In 1908, the first line of the Ferrocarriles Suburbanos de Málaga opened; a metre-gauge rail network connecting Málaga to Vélez-Málaga. This line was later extended to Ventas de Zafarraya, along with lines to Coín and Fuengirola. The lines closed in stages between 1960 and 1968. Part of the corridor to Fuengirola was rebuilt to 1668 mm Iberian gauge, with some sections placed underground including a re-routing of the line through Málaga Airport, branded as Cercanías Málaga, and opened in 1975.

==Lines and stations==
The busiest stations on the network in 2018 were Málaga-Centro Alameda with 1,525,000 passengers, Fuengirola (1,408,000), Málaga María Zambrano (1,375,000), Arroyo de la Miel (1,293,000) and Torremolinos (1,109,000).

=== Line C-1 Malaga - Airport - Fuengirola ===
Line C-1 runs along the Costa del Sol. Services were half-hourly, but since 22 September 2011 the frequency has been increased to every 20 minutes.

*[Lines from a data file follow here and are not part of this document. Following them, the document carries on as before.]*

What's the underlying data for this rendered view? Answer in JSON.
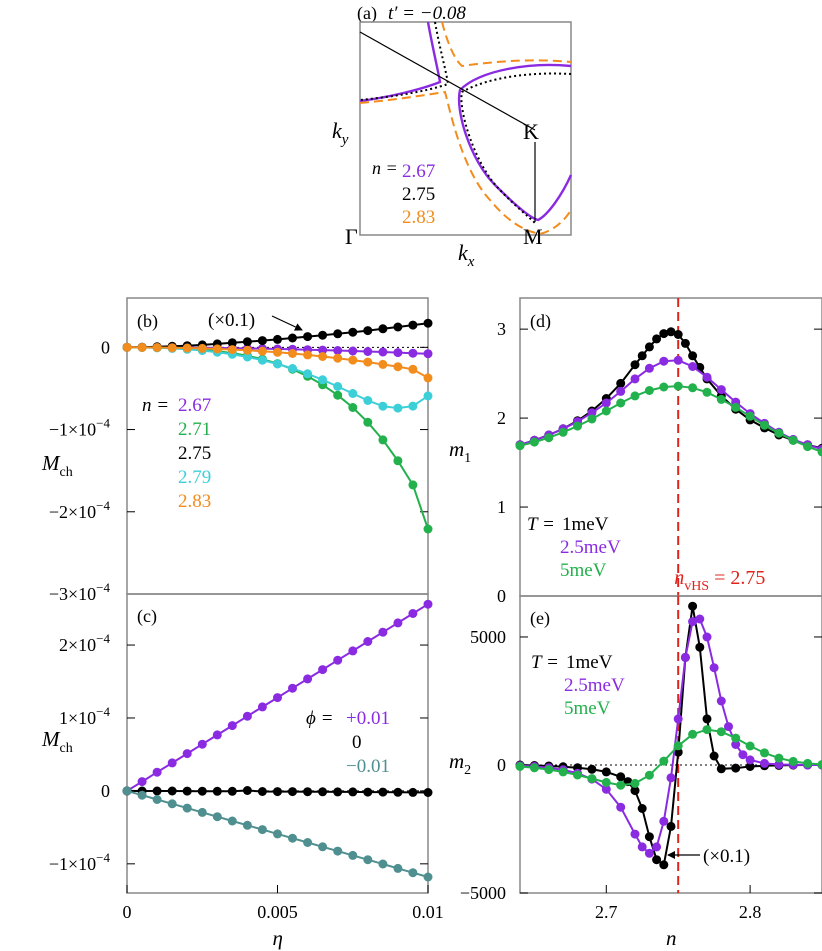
{
  "colors": {
    "purple": "#8a2be2",
    "green": "#22b14c",
    "black": "#000000",
    "cyan": "#3ccfd8",
    "orange": "#f28c1c",
    "teal": "#4f8f90",
    "red": "#e0241b",
    "frame": "#888888"
  },
  "chart_data": [
    {
      "id": "a",
      "type": "diagram",
      "panel_label": "(a)",
      "title": "t′ = −0.08",
      "xlabel": "k",
      "xlabel_sub": "x",
      "ylabel": "k",
      "ylabel_sub": "y",
      "points": {
        "gamma": "Γ",
        "K": "K",
        "M": "M"
      },
      "legend_prefix": "n =",
      "series": [
        {
          "name": "2.67",
          "color": "purple",
          "style": "solid"
        },
        {
          "name": "2.75",
          "color": "black",
          "style": "dotted"
        },
        {
          "name": "2.83",
          "color": "orange",
          "style": "dashed"
        }
      ]
    },
    {
      "id": "b",
      "type": "line",
      "panel_label": "(b)",
      "ylabel": "M",
      "ylabel_sub": "ch",
      "xlim": [
        0,
        0.01
      ],
      "ylim": [
        -0.0003,
        6e-05
      ],
      "yticks": [
        {
          "v": 0,
          "label": "0"
        },
        {
          "v": -0.0001,
          "label": "−1×10",
          "sup": "−4"
        },
        {
          "v": -0.0002,
          "label": "−2×10",
          "sup": "−4"
        },
        {
          "v": -0.0003,
          "label": "−3×10",
          "sup": "−4"
        }
      ],
      "annotation": "(×0.1)",
      "legend_prefix": "n =",
      "x": [
        0,
        0.0005,
        0.001,
        0.0015,
        0.002,
        0.0025,
        0.003,
        0.0035,
        0.004,
        0.0045,
        0.005,
        0.0055,
        0.006,
        0.0065,
        0.007,
        0.0075,
        0.008,
        0.0085,
        0.009,
        0.0095,
        0.01
      ],
      "series": [
        {
          "name": "2.67",
          "color": "purple",
          "values": [
            0,
            0,
            -1e-07,
            -2e-07,
            -3e-07,
            -5e-07,
            -7e-07,
            -1e-06,
            -1.3e-06,
            -1.6e-06,
            -2e-06,
            -2.4e-06,
            -2.9e-06,
            -3.4e-06,
            -3.9e-06,
            -4.5e-06,
            -5.1e-06,
            -5.7e-06,
            -6.4e-06,
            -7.1e-06,
            -7.8e-06
          ]
        },
        {
          "name": "2.71",
          "color": "green",
          "values": [
            0,
            -1e-07,
            -4e-07,
            -9e-07,
            -1.7e-06,
            -2.9e-06,
            -4.6e-06,
            -7e-06,
            -1.02e-05,
            -1.44e-05,
            -1.98e-05,
            -2.66e-05,
            -3.52e-05,
            -4.56e-05,
            -5.82e-05,
            -7.32e-05,
            -9.12e-05,
            -0.0001126,
            -0.000138,
            -0.0001673,
            -0.000221
          ]
        },
        {
          "name": "2.75",
          "color": "black",
          "values": [
            0,
            2e-07,
            6e-07,
            1.2e-06,
            2e-06,
            3e-06,
            4.2e-06,
            5.5e-06,
            6.8e-06,
            8.2e-06,
            9.7e-06,
            1.13e-05,
            1.3e-05,
            1.47e-05,
            1.65e-05,
            1.84e-05,
            2.04e-05,
            2.25e-05,
            2.47e-05,
            2.7e-05,
            2.93e-05
          ]
        },
        {
          "name": "2.79",
          "color": "cyan",
          "values": [
            0,
            -2e-07,
            -6e-07,
            -1.3e-06,
            -2.4e-06,
            -3.9e-06,
            -5.9e-06,
            -8.5e-06,
            -1.17e-05,
            -1.56e-05,
            -2.03e-05,
            -2.58e-05,
            -3.22e-05,
            -3.95e-05,
            -4.76e-05,
            -5.62e-05,
            -6.47e-05,
            -7.16e-05,
            -7.39e-05,
            -7.15e-05,
            -5.91e-05
          ]
        },
        {
          "name": "2.83",
          "color": "orange",
          "values": [
            0,
            -1e-07,
            -2e-07,
            -5e-07,
            -8e-07,
            -1.3e-06,
            -1.9e-06,
            -2.7e-06,
            -3.6e-06,
            -4.7e-06,
            -6e-06,
            -7.5e-06,
            -9.2e-06,
            -1.11e-05,
            -1.32e-05,
            -1.55e-05,
            -1.8e-05,
            -2.07e-05,
            -2.36e-05,
            -2.67e-05,
            -3.72e-05
          ]
        }
      ]
    },
    {
      "id": "c",
      "type": "line",
      "panel_label": "(c)",
      "xlabel": "η",
      "ylabel": "M",
      "ylabel_sub": "ch",
      "xlim": [
        0,
        0.01
      ],
      "ylim": [
        -0.00014,
        0.00027
      ],
      "xticks": [
        {
          "v": 0,
          "label": "0"
        },
        {
          "v": 0.005,
          "label": "0.005"
        },
        {
          "v": 0.01,
          "label": "0.01"
        }
      ],
      "yticks": [
        {
          "v": 0.0002,
          "label": "2×10",
          "sup": "−4"
        },
        {
          "v": 0.0001,
          "label": "1×10",
          "sup": "−4"
        },
        {
          "v": 0,
          "label": "0"
        },
        {
          "v": -0.0001,
          "label": "−1×10",
          "sup": "−4"
        }
      ],
      "legend_prefix": "ϕ =",
      "x": [
        0,
        0.0005,
        0.001,
        0.0015,
        0.002,
        0.0025,
        0.003,
        0.0035,
        0.004,
        0.0045,
        0.005,
        0.0055,
        0.006,
        0.0065,
        0.007,
        0.0075,
        0.008,
        0.0085,
        0.009,
        0.0095,
        0.01
      ],
      "series": [
        {
          "name": "+0.01",
          "color": "purple",
          "values": [
            0,
            1.28e-05,
            2.56e-05,
            3.84e-05,
            5.12e-05,
            6.4e-05,
            7.68e-05,
            8.96e-05,
            0.0001024,
            0.0001152,
            0.000128,
            0.0001408,
            0.0001536,
            0.0001664,
            0.0001792,
            0.000192,
            0.0002048,
            0.0002176,
            0.0002304,
            0.0002432,
            0.000256
          ]
        },
        {
          "name": "0",
          "color": "black",
          "values": [
            0,
            -1e-07,
            -2e-07,
            -2e-07,
            -3e-07,
            -4e-07,
            -5e-07,
            -6e-07,
            5e-07,
            -8e-07,
            -9e-07,
            -1e-06,
            -1.1e-06,
            -1.2e-06,
            -1.3e-06,
            -1.4e-06,
            -1.6e-06,
            -1.7e-06,
            -1.9e-06,
            -2e-06,
            -2.2e-06
          ]
        },
        {
          "name": "−0.01",
          "color": "teal",
          "values": [
            0,
            -5.9e-06,
            -1.18e-05,
            -1.77e-05,
            -2.36e-05,
            -2.95e-05,
            -3.54e-05,
            -4.13e-05,
            -4.72e-05,
            -5.31e-05,
            -5.9e-05,
            -6.49e-05,
            -7.08e-05,
            -7.67e-05,
            -8.26e-05,
            -8.85e-05,
            -9.44e-05,
            -0.0001003,
            -0.0001062,
            -0.0001121,
            -0.000118
          ]
        }
      ]
    },
    {
      "id": "d",
      "type": "line",
      "panel_label": "(d)",
      "ylabel": "m",
      "ylabel_sub": "1",
      "xlim": [
        2.64,
        2.85
      ],
      "ylim": [
        0,
        3.35
      ],
      "yticks": [
        {
          "v": 0,
          "label": "0"
        },
        {
          "v": 1,
          "label": "1"
        },
        {
          "v": 2,
          "label": "2"
        },
        {
          "v": 3,
          "label": "3"
        }
      ],
      "vline": {
        "x": 2.75,
        "label": "n",
        "label_sub": "vHS",
        "label_tail": " = 2.75"
      },
      "legend_prefix": "T =",
      "series": [
        {
          "name": "1meV",
          "color": "black",
          "x": [
            2.64,
            2.65,
            2.66,
            2.67,
            2.68,
            2.69,
            2.7,
            2.71,
            2.72,
            2.725,
            2.73,
            2.735,
            2.74,
            2.745,
            2.75,
            2.755,
            2.76,
            2.765,
            2.77,
            2.78,
            2.79,
            2.8,
            2.81,
            2.82,
            2.83,
            2.84,
            2.85
          ],
          "values": [
            1.7,
            1.75,
            1.81,
            1.88,
            1.97,
            2.08,
            2.22,
            2.39,
            2.6,
            2.7,
            2.8,
            2.89,
            2.95,
            2.97,
            2.94,
            2.84,
            2.7,
            2.57,
            2.44,
            2.25,
            2.1,
            1.98,
            1.89,
            1.81,
            1.75,
            1.7,
            1.66
          ]
        },
        {
          "name": "2.5meV",
          "color": "purple",
          "x": [
            2.64,
            2.65,
            2.66,
            2.67,
            2.68,
            2.69,
            2.7,
            2.71,
            2.72,
            2.73,
            2.74,
            2.75,
            2.76,
            2.77,
            2.78,
            2.79,
            2.8,
            2.81,
            2.82,
            2.83,
            2.84,
            2.85
          ],
          "values": [
            1.7,
            1.75,
            1.81,
            1.88,
            1.96,
            2.06,
            2.17,
            2.3,
            2.44,
            2.56,
            2.64,
            2.65,
            2.58,
            2.46,
            2.32,
            2.18,
            2.05,
            1.94,
            1.84,
            1.76,
            1.7,
            1.65
          ]
        },
        {
          "name": "5meV",
          "color": "green",
          "x": [
            2.64,
            2.65,
            2.66,
            2.67,
            2.68,
            2.69,
            2.7,
            2.71,
            2.72,
            2.73,
            2.74,
            2.75,
            2.76,
            2.77,
            2.78,
            2.79,
            2.8,
            2.81,
            2.82,
            2.83,
            2.84,
            2.85
          ],
          "values": [
            1.69,
            1.73,
            1.78,
            1.84,
            1.91,
            1.99,
            2.08,
            2.17,
            2.25,
            2.31,
            2.35,
            2.36,
            2.34,
            2.29,
            2.21,
            2.12,
            2.02,
            1.92,
            1.83,
            1.75,
            1.68,
            1.62
          ]
        }
      ]
    },
    {
      "id": "e",
      "type": "line",
      "panel_label": "(e)",
      "xlabel": "n",
      "ylabel": "m",
      "ylabel_sub": "2",
      "xlim": [
        2.64,
        2.85
      ],
      "ylim": [
        -5000,
        6600
      ],
      "xticks": [
        {
          "v": 2.7,
          "label": "2.7"
        },
        {
          "v": 2.8,
          "label": "2.8"
        }
      ],
      "yticks": [
        {
          "v": -5000,
          "label": "−5000"
        },
        {
          "v": 0,
          "label": "0"
        },
        {
          "v": 5000,
          "label": "5000"
        }
      ],
      "vline": {
        "x": 2.75
      },
      "annotation": "(×0.1)",
      "legend_prefix": "T =",
      "series": [
        {
          "name": "1meV",
          "color": "black",
          "x": [
            2.64,
            2.65,
            2.66,
            2.67,
            2.68,
            2.69,
            2.7,
            2.71,
            2.715,
            2.72,
            2.725,
            2.73,
            2.735,
            2.74,
            2.745,
            2.75,
            2.755,
            2.76,
            2.765,
            2.77,
            2.775,
            2.78,
            2.79,
            2.8,
            2.81,
            2.82,
            2.83,
            2.84,
            2.85
          ],
          "values": [
            0,
            -20,
            -40,
            -70,
            -110,
            -170,
            -270,
            -460,
            -650,
            -1000,
            -1700,
            -2800,
            -3700,
            -3900,
            -2400,
            500,
            4200,
            6200,
            4600,
            1800,
            350,
            -150,
            -120,
            -60,
            -30,
            -15,
            -5,
            0,
            0
          ]
        },
        {
          "name": "2.5meV",
          "color": "purple",
          "x": [
            2.64,
            2.65,
            2.66,
            2.67,
            2.68,
            2.69,
            2.7,
            2.71,
            2.72,
            2.725,
            2.73,
            2.735,
            2.74,
            2.745,
            2.75,
            2.755,
            2.76,
            2.765,
            2.77,
            2.775,
            2.78,
            2.785,
            2.79,
            2.795,
            2.8,
            2.81,
            2.82,
            2.83,
            2.84,
            2.85
          ],
          "values": [
            -30,
            -60,
            -110,
            -190,
            -320,
            -550,
            -950,
            -1650,
            -2700,
            -3200,
            -3450,
            -3200,
            -2200,
            -500,
            1800,
            4200,
            5600,
            5700,
            5000,
            3800,
            2500,
            1500,
            800,
            400,
            200,
            60,
            20,
            10,
            0,
            0
          ]
        },
        {
          "name": "5meV",
          "color": "green",
          "x": [
            2.64,
            2.65,
            2.66,
            2.67,
            2.68,
            2.69,
            2.7,
            2.71,
            2.72,
            2.73,
            2.74,
            2.75,
            2.76,
            2.77,
            2.78,
            2.79,
            2.8,
            2.81,
            2.82,
            2.83,
            2.84,
            2.85
          ],
          "values": [
            -60,
            -110,
            -180,
            -270,
            -390,
            -530,
            -680,
            -790,
            -720,
            -400,
            150,
            750,
            1200,
            1380,
            1300,
            1050,
            740,
            470,
            270,
            140,
            60,
            20
          ]
        }
      ]
    }
  ]
}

There are long-standing plans to extend this line to Estepona to the west, and to Nerja in the east, but current stations are:
- Centro-Alameda
- María Zambrano connecting to Madrid–Málaga high-speed rail line/Metro de Málaga
- Victoria Kent (see Victoria Kent)
- Guadalhorce
- Aeropuerto with eventual connection to Metro de Málaga
- Plaza Mayor
- Los Álamos
- La Colina
- Torremolinos
- Montemar-Alto
- El Pinillo
- Benalmádena-Arroyo de la Miel
- Torremuelle
- Carvajal
- Torreblanca
- Los Boliches
- Fuengirola

=== Line C-2 Málaga - Álora ===
Line C-2 runs inland from Málaga to Álora. The stations are:
- Centro-Alameda
- María Zambrano
- Victoria Kent
- Los Prados
- Campanillas
- Cártama
- Aljaima
- Pizarra
- Álora

==Future expansion==
The Costa del Sol railway extension of the C-1 service from its current Fuengirola terminus to Marbella and Estepona is planned. In January 2018 three possible route alignments were determined, costing between €2 billion and €3.8 billion.